Shares in Zeltia have taken a battering after staff at the US Food and Drug Administration said that more data may be required before the Spanish firm’s Yondelis can be approved for ovarian cancer.

The FDA’s Oncologic Drugs Advisory Committee will meet to discuss a filing which is being presented by Zeltia’s US partner Johnson & Johnson on July 15. The companies are hoping to get approval for Yondelis (trabectedin) for the treatment of relapsed ovarian cancer, in combination with J&J’s Doxil/Caelyx (doxorubicin).
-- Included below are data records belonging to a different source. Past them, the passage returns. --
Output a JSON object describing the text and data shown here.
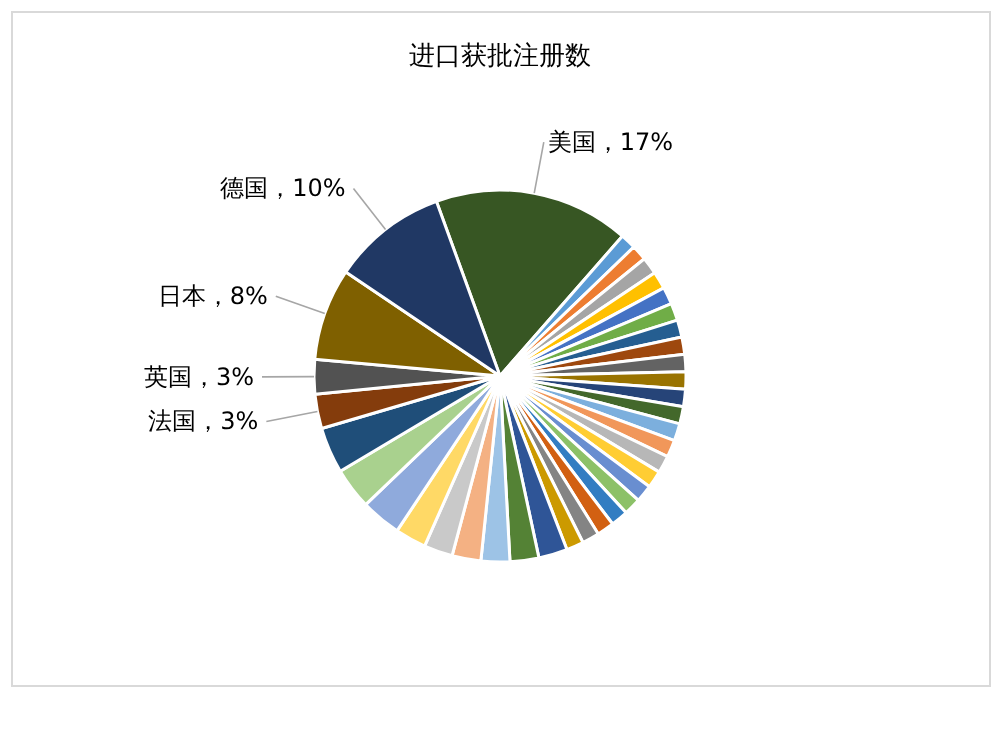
{
  "chart_data": {
    "type": "pie",
    "title": "进口获批注册数",
    "categories": [
      "美国，17%",
      null,
      null,
      null,
      null,
      null,
      null,
      null,
      null,
      null,
      null,
      null,
      null,
      null,
      null,
      null,
      null,
      null,
      null,
      null,
      null,
      null,
      null,
      null,
      null,
      null,
      null,
      null,
      null,
      null,
      null,
      null,
      "法国，3%",
      "英国，3%",
      "日本，8%",
      "德国，10%"
    ],
    "values": [
      17,
      1.35,
      1.35,
      1.5,
      1.5,
      1.5,
      1.5,
      1.5,
      1.5,
      1.5,
      1.5,
      1.5,
      1.5,
      1.5,
      1.5,
      1.5,
      1.5,
      1.5,
      1.5,
      1.5,
      1.5,
      1.5,
      1.5,
      2.5,
      2.5,
      2.5,
      2.5,
      2.5,
      2.7,
      3.5,
      3.6,
      4.0,
      3,
      3,
      8,
      10
    ],
    "colors": [
      "#375623",
      "#5b9bd5",
      "#ed7d31",
      "#a5a5a5",
      "#ffc000",
      "#4472c4",
      "#70ad47",
      "#255e91",
      "#9e480e",
      "#636363",
      "#997300",
      "#264478",
      "#43682b",
      "#7cafdd",
      "#f1975a",
      "#b7b7b7",
      "#ffcd33",
      "#698ed0",
      "#8cc168",
      "#327dc2",
      "#d26012",
      "#848484",
      "#cc9a00",
      "#2f5597",
      "#548235",
      "#9dc3e6",
      "#f4b183",
      "#c9c9c9",
      "#ffd966",
      "#8faadc",
      "#a9d18e",
      "#1f4e79",
      "#843c0c",
      "#525252",
      "#7f6000",
      "#203864"
    ]
  }
}
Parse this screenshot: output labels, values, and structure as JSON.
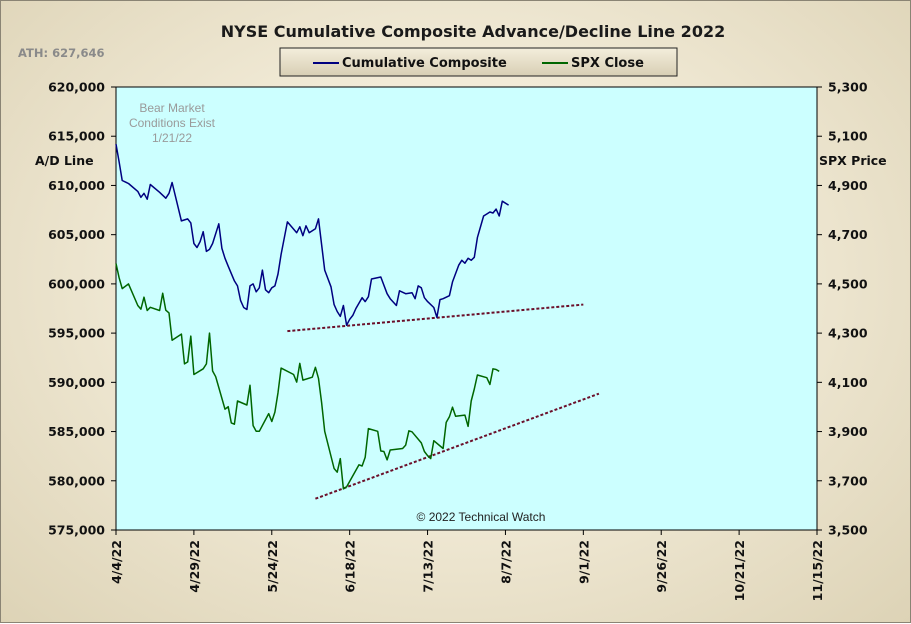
{
  "chart_data": {
    "type": "line",
    "title": "NYSE Cumulative  Composite Advance/Decline Line 2022",
    "ath_note": "ATH: 627,646",
    "annotation": [
      "Bear Market",
      "Conditions  Exist",
      "1/21/22"
    ],
    "copyright": "© 2022 Technical  Watch",
    "ylabel_left": "A/D Line",
    "ylabel_right": "SPX Price",
    "ylim_left": [
      575000,
      620000
    ],
    "ylim_right": [
      3500,
      5300
    ],
    "yticks_left": [
      "620,000",
      "615,000",
      "610,000",
      "605,000",
      "600,000",
      "595,000",
      "590,000",
      "585,000",
      "580,000",
      "575,000"
    ],
    "yticks_right": [
      "5,300",
      "5,100",
      "4,900",
      "4,700",
      "4,500",
      "4,300",
      "4,100",
      "3,900",
      "3,700",
      "3,500"
    ],
    "xlim": [
      "2022-04-04",
      "2022-11-15"
    ],
    "xticks": [
      "4/4/22",
      "4/29/22",
      "5/24/22",
      "6/18/22",
      "7/13/22",
      "8/7/22",
      "9/1/22",
      "9/26/22",
      "10/21/22",
      "11/15/22"
    ],
    "grid": false,
    "legend_position": "top-center",
    "colors": {
      "plot_bg": "#ccffff",
      "ad_line": "#000080",
      "spx": "#006600",
      "trend": "#6b0f2a"
    },
    "series": [
      {
        "name": "Cumulative Composite",
        "axis": "left",
        "points": [
          [
            "2022-04-04",
            614200
          ],
          [
            "2022-04-05",
            612400
          ],
          [
            "2022-04-06",
            610500
          ],
          [
            "2022-04-08",
            610200
          ],
          [
            "2022-04-11",
            609400
          ],
          [
            "2022-04-12",
            608800
          ],
          [
            "2022-04-13",
            609200
          ],
          [
            "2022-04-14",
            608600
          ],
          [
            "2022-04-15",
            610100
          ],
          [
            "2022-04-18",
            609300
          ],
          [
            "2022-04-20",
            608700
          ],
          [
            "2022-04-21",
            609200
          ],
          [
            "2022-04-22",
            610300
          ],
          [
            "2022-04-23",
            609000
          ],
          [
            "2022-04-25",
            606400
          ],
          [
            "2022-04-27",
            606600
          ],
          [
            "2022-04-28",
            606200
          ],
          [
            "2022-04-29",
            604100
          ],
          [
            "2022-04-30",
            603700
          ],
          [
            "2022-05-01",
            604300
          ],
          [
            "2022-05-02",
            605300
          ],
          [
            "2022-05-03",
            603300
          ],
          [
            "2022-05-04",
            603500
          ],
          [
            "2022-05-05",
            604100
          ],
          [
            "2022-05-07",
            606100
          ],
          [
            "2022-05-08",
            603600
          ],
          [
            "2022-05-09",
            602600
          ],
          [
            "2022-05-10",
            601800
          ],
          [
            "2022-05-12",
            600300
          ],
          [
            "2022-05-13",
            599800
          ],
          [
            "2022-05-14",
            598300
          ],
          [
            "2022-05-15",
            597600
          ],
          [
            "2022-05-16",
            597400
          ],
          [
            "2022-05-17",
            599800
          ],
          [
            "2022-05-18",
            600000
          ],
          [
            "2022-05-19",
            599200
          ],
          [
            "2022-05-20",
            599600
          ],
          [
            "2022-05-21",
            601400
          ],
          [
            "2022-05-22",
            599400
          ],
          [
            "2022-05-23",
            599100
          ],
          [
            "2022-05-24",
            599600
          ],
          [
            "2022-05-25",
            599800
          ],
          [
            "2022-05-26",
            601000
          ],
          [
            "2022-05-27",
            603000
          ],
          [
            "2022-05-29",
            606300
          ],
          [
            "2022-06-01",
            605200
          ],
          [
            "2022-06-02",
            605800
          ],
          [
            "2022-06-03",
            604900
          ],
          [
            "2022-06-04",
            605900
          ],
          [
            "2022-06-05",
            605200
          ],
          [
            "2022-06-07",
            605600
          ],
          [
            "2022-06-08",
            606600
          ],
          [
            "2022-06-09",
            604000
          ],
          [
            "2022-06-10",
            601400
          ],
          [
            "2022-06-12",
            599700
          ],
          [
            "2022-06-13",
            597900
          ],
          [
            "2022-06-14",
            597200
          ],
          [
            "2022-06-15",
            596700
          ],
          [
            "2022-06-16",
            597800
          ],
          [
            "2022-06-17",
            595800
          ],
          [
            "2022-06-18",
            596400
          ],
          [
            "2022-06-19",
            596800
          ],
          [
            "2022-06-20",
            597500
          ],
          [
            "2022-06-22",
            598600
          ],
          [
            "2022-06-23",
            598200
          ],
          [
            "2022-06-24",
            598700
          ],
          [
            "2022-06-25",
            600500
          ],
          [
            "2022-06-28",
            600700
          ],
          [
            "2022-06-30",
            599000
          ],
          [
            "2022-07-01",
            598500
          ],
          [
            "2022-07-03",
            597800
          ],
          [
            "2022-07-04",
            599300
          ],
          [
            "2022-07-06",
            599000
          ],
          [
            "2022-07-08",
            599100
          ],
          [
            "2022-07-09",
            598500
          ],
          [
            "2022-07-10",
            599800
          ],
          [
            "2022-07-11",
            599600
          ],
          [
            "2022-07-12",
            598600
          ],
          [
            "2022-07-13",
            598200
          ],
          [
            "2022-07-15",
            597600
          ],
          [
            "2022-07-16",
            596600
          ],
          [
            "2022-07-17",
            598400
          ],
          [
            "2022-07-18",
            598500
          ],
          [
            "2022-07-20",
            598800
          ],
          [
            "2022-07-21",
            600200
          ],
          [
            "2022-07-23",
            601900
          ],
          [
            "2022-07-24",
            602400
          ],
          [
            "2022-07-25",
            602100
          ],
          [
            "2022-07-26",
            602600
          ],
          [
            "2022-07-27",
            602400
          ],
          [
            "2022-07-28",
            602700
          ],
          [
            "2022-07-29",
            604700
          ],
          [
            "2022-07-31",
            606900
          ],
          [
            "2022-08-01",
            607100
          ],
          [
            "2022-08-02",
            607300
          ],
          [
            "2022-08-03",
            607200
          ],
          [
            "2022-08-04",
            607600
          ],
          [
            "2022-08-05",
            606900
          ],
          [
            "2022-08-06",
            608400
          ],
          [
            "2022-08-08",
            608000
          ]
        ]
      },
      {
        "name": "SPX Close",
        "axis": "right",
        "points": [
          [
            "2022-04-04",
            4583
          ],
          [
            "2022-04-05",
            4525
          ],
          [
            "2022-04-06",
            4481
          ],
          [
            "2022-04-08",
            4500
          ],
          [
            "2022-04-11",
            4412
          ],
          [
            "2022-04-12",
            4397
          ],
          [
            "2022-04-13",
            4446
          ],
          [
            "2022-04-14",
            4392
          ],
          [
            "2022-04-15",
            4405
          ],
          [
            "2022-04-18",
            4392
          ],
          [
            "2022-04-19",
            4462
          ],
          [
            "2022-04-20",
            4393
          ],
          [
            "2022-04-21",
            4382
          ],
          [
            "2022-04-22",
            4271
          ],
          [
            "2022-04-25",
            4296
          ],
          [
            "2022-04-26",
            4175
          ],
          [
            "2022-04-27",
            4183
          ],
          [
            "2022-04-28",
            4288
          ],
          [
            "2022-04-29",
            4132
          ],
          [
            "2022-05-02",
            4155
          ],
          [
            "2022-05-03",
            4175
          ],
          [
            "2022-05-04",
            4300
          ],
          [
            "2022-05-05",
            4146
          ],
          [
            "2022-05-06",
            4123
          ],
          [
            "2022-05-09",
            3991
          ],
          [
            "2022-05-10",
            4001
          ],
          [
            "2022-05-11",
            3935
          ],
          [
            "2022-05-12",
            3930
          ],
          [
            "2022-05-13",
            4024
          ],
          [
            "2022-05-16",
            4008
          ],
          [
            "2022-05-17",
            4088
          ],
          [
            "2022-05-18",
            3924
          ],
          [
            "2022-05-19",
            3901
          ],
          [
            "2022-05-20",
            3901
          ],
          [
            "2022-05-23",
            3973
          ],
          [
            "2022-05-24",
            3941
          ],
          [
            "2022-05-25",
            3979
          ],
          [
            "2022-05-26",
            4058
          ],
          [
            "2022-05-27",
            4158
          ],
          [
            "2022-05-31",
            4132
          ],
          [
            "2022-06-01",
            4101
          ],
          [
            "2022-06-02",
            4177
          ],
          [
            "2022-06-03",
            4109
          ],
          [
            "2022-06-06",
            4121
          ],
          [
            "2022-06-07",
            4161
          ],
          [
            "2022-06-08",
            4116
          ],
          [
            "2022-06-09",
            4018
          ],
          [
            "2022-06-10",
            3901
          ],
          [
            "2022-06-13",
            3750
          ],
          [
            "2022-06-14",
            3735
          ],
          [
            "2022-06-15",
            3790
          ],
          [
            "2022-06-16",
            3667
          ],
          [
            "2022-06-17",
            3675
          ],
          [
            "2022-06-21",
            3765
          ],
          [
            "2022-06-22",
            3760
          ],
          [
            "2022-06-23",
            3796
          ],
          [
            "2022-06-24",
            3912
          ],
          [
            "2022-06-27",
            3901
          ],
          [
            "2022-06-28",
            3821
          ],
          [
            "2022-06-29",
            3819
          ],
          [
            "2022-06-30",
            3785
          ],
          [
            "2022-07-01",
            3825
          ],
          [
            "2022-07-05",
            3831
          ],
          [
            "2022-07-06",
            3845
          ],
          [
            "2022-07-07",
            3903
          ],
          [
            "2022-07-08",
            3899
          ],
          [
            "2022-07-11",
            3854
          ],
          [
            "2022-07-12",
            3819
          ],
          [
            "2022-07-13",
            3802
          ],
          [
            "2022-07-14",
            3790
          ],
          [
            "2022-07-15",
            3863
          ],
          [
            "2022-07-18",
            3831
          ],
          [
            "2022-07-19",
            3937
          ],
          [
            "2022-07-20",
            3960
          ],
          [
            "2022-07-21",
            3999
          ],
          [
            "2022-07-22",
            3962
          ],
          [
            "2022-07-25",
            3967
          ],
          [
            "2022-07-26",
            3921
          ],
          [
            "2022-07-27",
            4024
          ],
          [
            "2022-07-28",
            4073
          ],
          [
            "2022-07-29",
            4130
          ],
          [
            "2022-08-01",
            4119
          ],
          [
            "2022-08-02",
            4091
          ],
          [
            "2022-08-03",
            4155
          ],
          [
            "2022-08-04",
            4152
          ],
          [
            "2022-08-05",
            4145
          ]
        ]
      }
    ],
    "trendlines": [
      {
        "axis": "left",
        "start": [
          "2022-05-29",
          595200
        ],
        "end": [
          "2022-09-01",
          597900
        ]
      },
      {
        "axis": "right",
        "start": [
          "2022-06-07",
          3627
        ],
        "end": [
          "2022-09-06",
          4054
        ]
      }
    ]
  }
}
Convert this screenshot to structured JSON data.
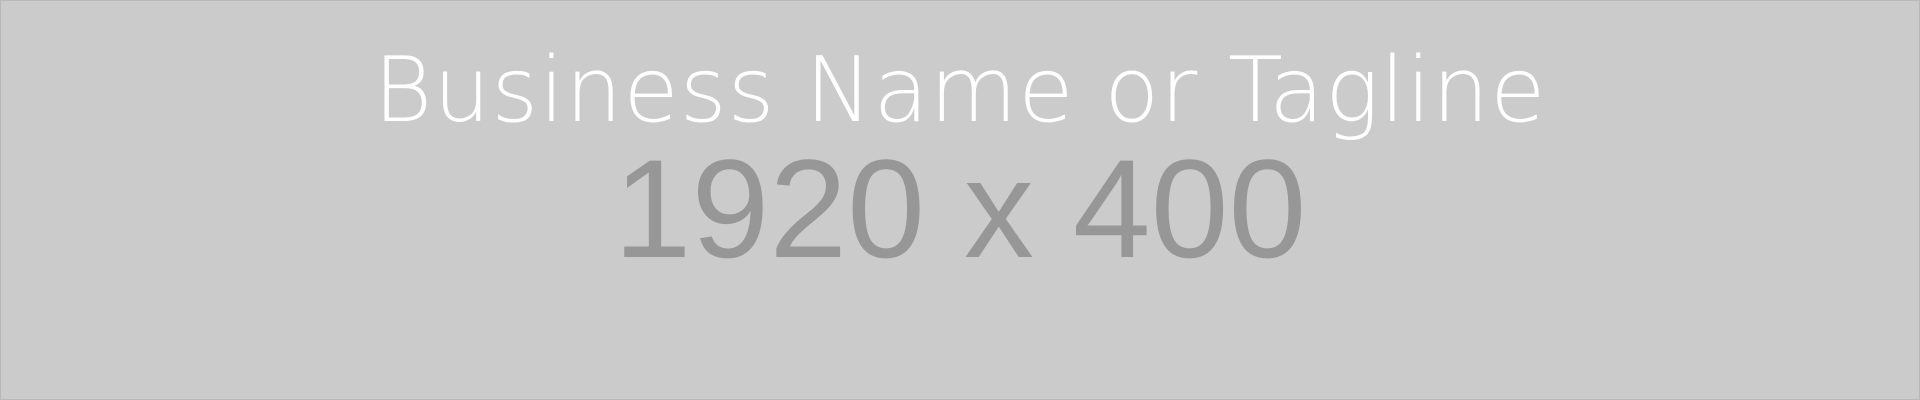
{
  "banner": {
    "tagline": "Business Name or Tagline",
    "dimensions": "1920 x 400",
    "colors": {
      "background": "#cbcbcb",
      "tagline": "#ffffff",
      "dimensions": "#979797"
    }
  }
}
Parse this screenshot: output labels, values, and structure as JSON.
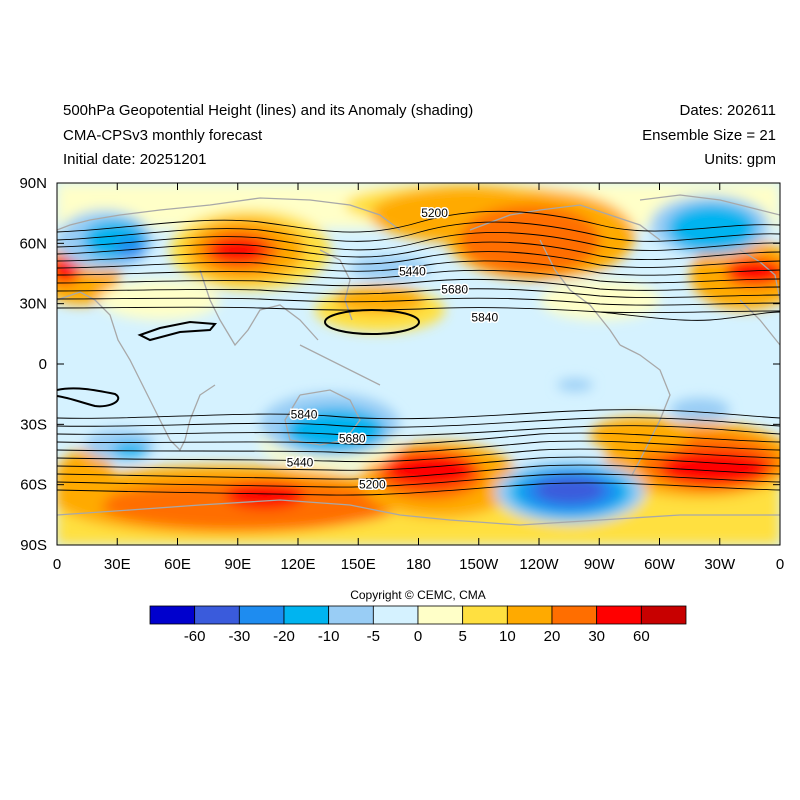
{
  "header": {
    "title": "500hPa Geopotential Height (lines) and its Anomaly (shading)",
    "subtitle": "CMA-CPSv3 monthly forecast",
    "initial_date": "Initial date: 20251201",
    "dates": "Dates: 202611",
    "ensemble": "Ensemble Size = 21",
    "units": "Units: gpm"
  },
  "map": {
    "lon_ticks": [
      "0",
      "30E",
      "60E",
      "90E",
      "120E",
      "150E",
      "180",
      "150W",
      "120W",
      "90W",
      "60W",
      "30W",
      "0"
    ],
    "lat_ticks": [
      "90N",
      "60N",
      "30N",
      "0",
      "30S",
      "60S",
      "90S"
    ],
    "contour_labels": [
      {
        "text": "5200",
        "lon": 188,
        "lat": 75
      },
      {
        "text": "5440",
        "lon": 177,
        "lat": 46
      },
      {
        "text": "5680",
        "lon": 198,
        "lat": 37
      },
      {
        "text": "5840",
        "lon": 213,
        "lat": 23
      },
      {
        "text": "5840",
        "lon": 123,
        "lat": -25
      },
      {
        "text": "5680",
        "lon": 147,
        "lat": -37
      },
      {
        "text": "5440",
        "lon": 121,
        "lat": -49
      },
      {
        "text": "5200",
        "lon": 157,
        "lat": -60
      }
    ]
  },
  "colorbar": {
    "labels": [
      "-60",
      "-30",
      "-20",
      "-10",
      "-5",
      "0",
      "5",
      "10",
      "20",
      "30",
      "60"
    ],
    "colors": [
      "#0000cd",
      "#3a5bdc",
      "#1e8cf0",
      "#00b4f0",
      "#99cdf5",
      "#d5f2ff",
      "#ffffc8",
      "#ffe040",
      "#ffaa00",
      "#ff6e00",
      "#ff0000",
      "#c80000"
    ]
  },
  "copyright": "Copyright © CEMC, CMA",
  "colors": {
    "land_outline": "#a8a8a8",
    "contour": "#000000"
  }
}
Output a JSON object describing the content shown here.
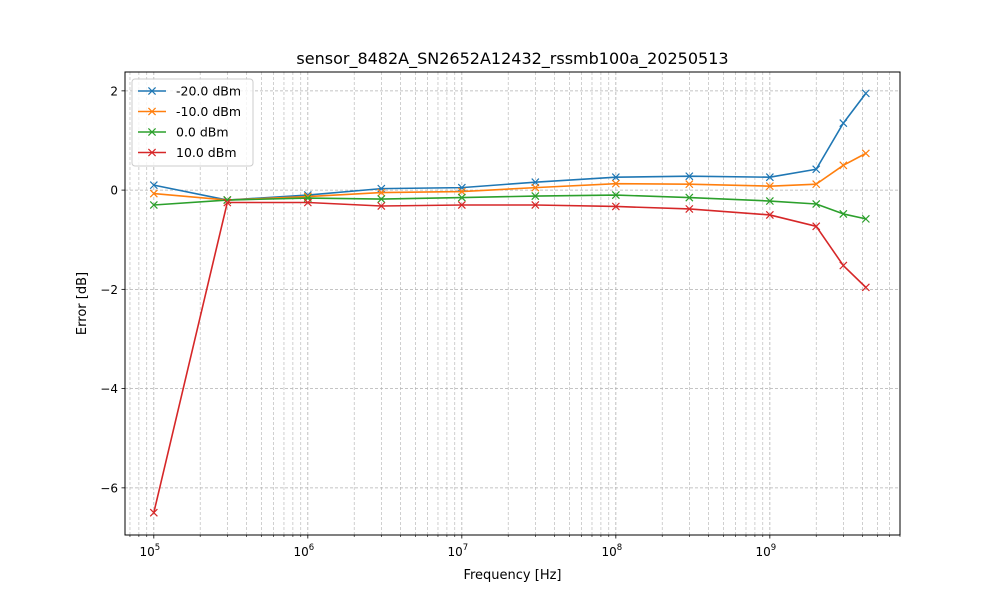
{
  "chart_data": {
    "type": "line",
    "title": "sensor_8482A_SN2652A12432_rssmb100a_20250513",
    "xlabel": "Frequency [Hz]",
    "ylabel": "Error [dB]",
    "xscale": "log",
    "xlim": [
      65000,
      7000000000
    ],
    "ylim": [
      -6.95,
      2.38
    ],
    "xticks": [
      {
        "value": 100000,
        "base": "10",
        "exp": "5"
      },
      {
        "value": 1000000,
        "base": "10",
        "exp": "6"
      },
      {
        "value": 10000000,
        "base": "10",
        "exp": "7"
      },
      {
        "value": 100000000,
        "base": "10",
        "exp": "8"
      },
      {
        "value": 1000000000,
        "base": "10",
        "exp": "9"
      }
    ],
    "yticks": [
      {
        "value": 2,
        "label": "2"
      },
      {
        "value": 0,
        "label": "0"
      },
      {
        "value": -2,
        "label": "−2"
      },
      {
        "value": -4,
        "label": "−4"
      },
      {
        "value": -6,
        "label": "−6"
      }
    ],
    "grid": true,
    "grid_minor": true,
    "legend_position": "top-left",
    "marker": "x",
    "x": [
      100000,
      300000,
      1000000,
      3000000,
      10000000,
      30000000,
      100000000,
      300000000,
      1000000000,
      2000000000,
      3000000000,
      4200000000
    ],
    "series": [
      {
        "name": "-20.0 dBm",
        "color": "#1f77b4",
        "values": [
          0.1,
          -0.2,
          -0.1,
          0.03,
          0.05,
          0.16,
          0.26,
          0.28,
          0.26,
          0.42,
          1.35,
          1.95
        ]
      },
      {
        "name": "-10.0 dBm",
        "color": "#ff7f0e",
        "values": [
          -0.07,
          -0.2,
          -0.13,
          -0.05,
          -0.03,
          0.05,
          0.13,
          0.12,
          0.08,
          0.12,
          0.5,
          0.74
        ]
      },
      {
        "name": "0.0 dBm",
        "color": "#2ca02c",
        "values": [
          -0.3,
          -0.2,
          -0.16,
          -0.18,
          -0.15,
          -0.12,
          -0.1,
          -0.15,
          -0.22,
          -0.28,
          -0.48,
          -0.58
        ]
      },
      {
        "name": "10.0 dBm",
        "color": "#d62728",
        "values": [
          -6.5,
          -0.25,
          -0.25,
          -0.32,
          -0.3,
          -0.3,
          -0.33,
          -0.38,
          -0.5,
          -0.73,
          -1.52,
          -1.96
        ]
      }
    ]
  }
}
However documents released on the FDA’s website reveal that FDA staff believe there are discrepancies in radiology readings which raise the question of whether patients' status was reliably assessed in the main study of the drug, which measured time to disease progression. Specifically, J&J data includes imaging scans to show a halt in cancer progression, but the agency’s staff noted that radiology experts hired by the company disagreed on the interpretation of those findings 39% of the time.

J&J, in notes prepared for the panel review, said that the Yondelis and Doxil combination is safe and effective, especially for women with relapsed ovarian cancer who cannot take other platinum-based regimens. Whether the panel agrees remains to seen, but fears about the reliability and clinical significance of the data meant that Zeltia shares tumbled 11.1% to 4.89 euros.

Last week, the Madrid-headquartered firm was boosted by the news that regulators in the Philippines have approved Yondelis for the treatment of recurrent ovarian cancer as well as advanced soft tissue sarcoma. The drug is already available for the latter indication in Europe and a number of other territories, including Argentina, Venezuela, South Korea and Russia.